Gewichtstransfer nach hinten durch Beschleunigung
Vorteile der Gewichtsverlagerung nach hinten
1. Wegziehen bei einem Auto mit Hinterradantrieb
Wenn Du einen guten Start benötigst, ist der Gewichtstransfer nach hinten genau das Richtige, was du brauchst. Dieses findet man bei heckangetriebenen Fahrzeugen. Desto höher die Beschleunigung ist, desto höher der Anpressdruck auf die angetriebenen Räder. Bei einem Auto mit Frontantrieb sieht es leider so aus, dass die Räder mit zunehmender Beschleunigung weniger Grip haben und als Ergebnis anfangen werden durchzudrehen. Man muss also weicher beschleunigen, umso mehr Kraft übertragen zu können (ähnlich wie bei der Schwellwertbremsung). Ein durchdrehendes Rad kann deutlich weniger Kraft übertragen.
2. Übersteuern verhindern bei einem Auto mit Frontantrieb
Übersteuern wird durch einen Mangel an Traktion an der Hinterachse erzeugt. Wenn du aber bei einem Auto mit Frontantrieb beschleunigst, dann wird die Gewichtsverlagerung nach hinten den Grip dort erhöhen und kann die Situation retten. Aber: Übersteuern bei einem Auto mit Heckantrieb wird in der Regel nicht durch beschleunigen gemildert! Die Reifen an der Hinterachse sind ja bereits über die Grenze belastet und können keine zusätzlichen Kräfte übertragen.
Nachteile der Gewichtsverlagerung nach hinten
Es kann ein Untersteuern ausgelöst werden
Ein Untersteuern resultiert aus dem Verlust der Traktion an den Vorderrädern. Wenn du bei der Einfahrt oder Durchfahrt einer Kurve noch beschleunigst, dann wird der Anpressdruck der vorderen Räder durch die Gewichtsverlagerung nach hinten verringert und das Fahrzeug wird dadurch eher geradeaus weiterfahren und deinem Lenkeinschlag nicht folgen.
Entschleunigung – Gewichtsverlagerung nach vorne
Autos können viel stärker bremsen als beschleunigen. Gewichtsverlagerungen beim Bremsen werden daher eher das Gleichgewicht deines Fahrzeuges beeinflussen.
Gewichtsverlagerung nach vorne durch bremsen
Vorteil der Gewichtsverlagerung nach vorne
Ein Untersteuern wird verhindert
Wenn du eilig auf eine Kurve zufährst, das Lenkrad drehst und merkst, dass du dich auf einer geraden Linie von der Strecke befindest, dann bist du wohl zu schnell in diese Kurve eingebogen.

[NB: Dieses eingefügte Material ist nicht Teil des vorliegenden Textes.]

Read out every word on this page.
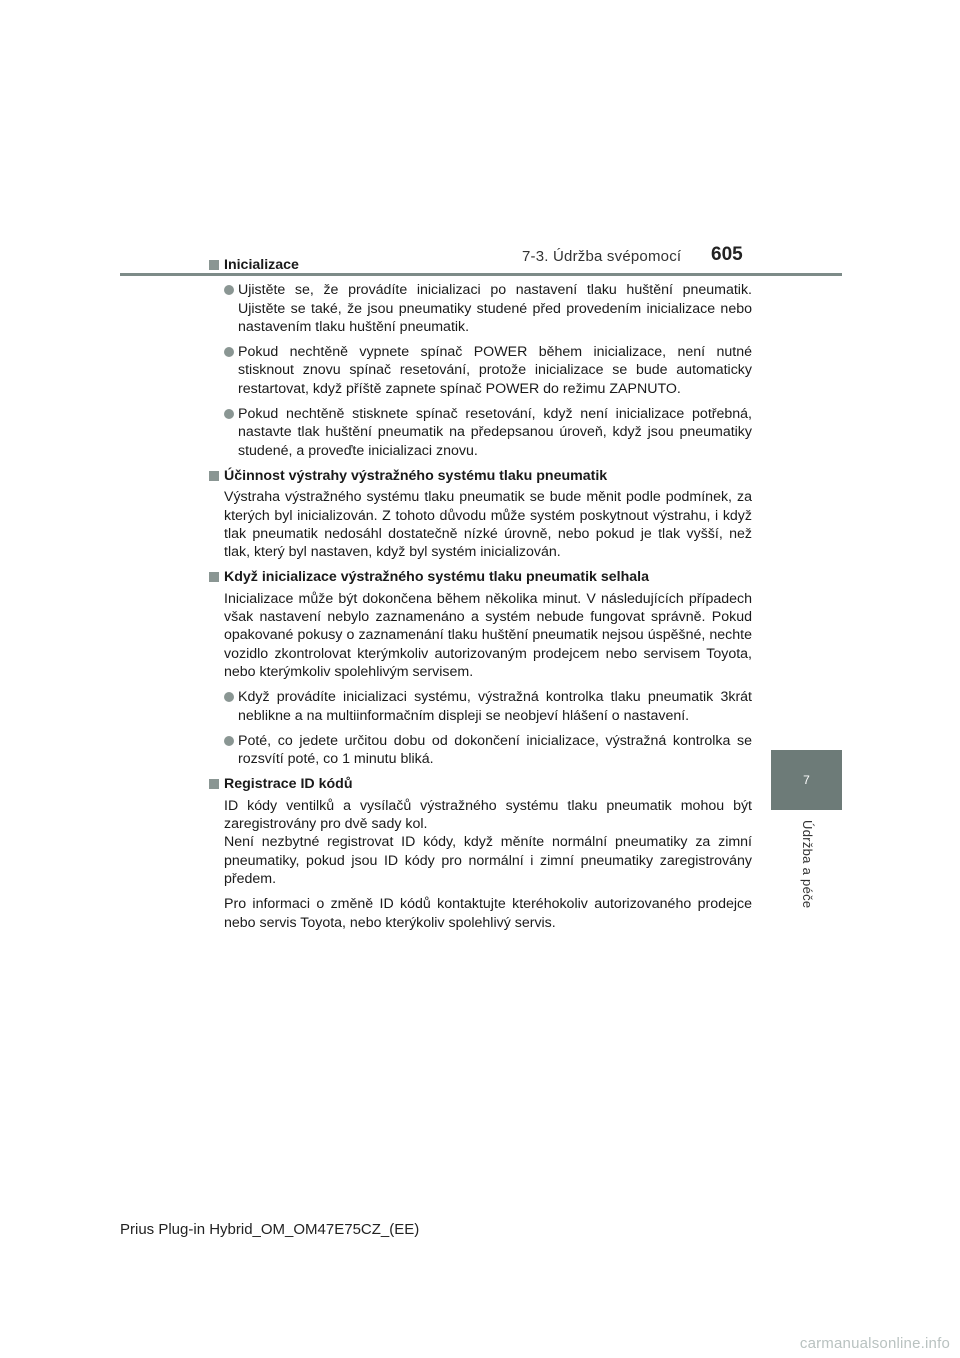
7-3. Údržba svépomocí 605
7
Údržba a péče
Inicializace
Ujistěte se, že provádíte inicializaci po nastavení tlaku huštění pneumatik. Ujistěte se také, že jsou pneumatiky studené před provedením inicializace nebo nastavením tlaku huštění pneumatik.
Pokud nechtěně vypnete spínač POWER během inicializace, není nutné stisknout znovu spínač resetování, protože inicializace se bude automaticky restartovat, když příště zapnete spínač POWER do režimu ZAPNUTO.
Pokud nechtěně stisknete spínač resetování, když není inicializace potřebná, nastavte tlak huštění pneumatik na předepsanou úroveň, když jsou pneumatiky studené, a proveďte inicializaci znovu.
Účinnost výstrahy výstražného systému tlaku pneumatik
Výstraha výstražného systému tlaku pneumatik se bude měnit podle podmínek, za kterých byl inicializován. Z tohoto důvodu může systém poskytnout výstrahu, i když tlak pneumatik nedosáhl dostatečně nízké úrovně, nebo pokud je tlak vyšší, než tlak, který byl nastaven, když byl systém inicializován.
Když inicializace výstražného systému tlaku pneumatik selhala
Inicializace může být dokončena během několika minut. V následujících případech však nastavení nebylo zaznamenáno a systém nebude fungovat správně. Pokud opakované pokusy o zaznamenání tlaku huštění pneumatik nejsou úspěšné, nechte vozidlo zkontrolovat kterýmkoliv autorizovaným prodejcem nebo servisem Toyota, nebo kterýmkoliv spolehlivým servisem.
Když provádíte inicializaci systému, výstražná kontrolka tlaku pneumatik 3krát neblikne a na multiinformačním displeji se neobjeví hlášení o nastavení.
Poté, co jedete určitou dobu od dokončení inicializace, výstražná kontrolka se rozsvítí poté, co 1 minutu bliká.
Registrace ID kódů
ID kódy ventilků a vysílačů výstražného systému tlaku pneumatik mohou být zaregistrovány pro dvě sady kol.
Není nezbytné registrovat ID kódy, když měníte normální pneumatiky za zimní pneumatiky, pokud jsou ID kódy pro normální i zimní pneumatiky zaregistrovány předem.
Pro informaci o změně ID kódů kontaktujte kteréhokoliv autorizovaného prodejce nebo servis Toyota, nebo kterýkoliv spolehlivý servis.
Prius Plug-in Hybrid_OM_OM47E75CZ_(EE)
carmanualsonline.info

Aber es ist noch nichts verloren! Gehe leicht vom Gas und es wird etwas Gewicht nach vorne verlagert werden. Das erhöht den Grip an den Vorderrädern und das wird hoffentlich reichen, um wieder auf die richtige Linie zu finden. Wenn du allerdings bereits vom Gas gegangen warst, dann hilft nur noch ein leichtes Betätigen der Bremse und die Vorderräder werden wieder mehr Grip zur Übertragung der Lenkkräfte bekommen.
Nachteile der Gewichtsverlagerung nach vorne
Verringerung der Traktion an den Hinterrädern
Wenn du schnell und kräftig auf die Bremse trittst, wirst du bemerken, dass die Hinterräder als erstes blockieren werden (ohne ABS). Das ist der Hauptgrund, warum die meisten Fahrzeuge hinten kleinere Bremsen verbaut haben. Trotz dieser Tatsache werden die hinteren Räder leicht blockieren, wenn du die Bremse zu kräftig nutzt. In einer Kurve zu bremsen sollte aus dem gleichen Grund gemieden werden. Ein Fahrzeug kann leicht ins übersteuern geraten, wenn du diesen Rat nicht befolgst.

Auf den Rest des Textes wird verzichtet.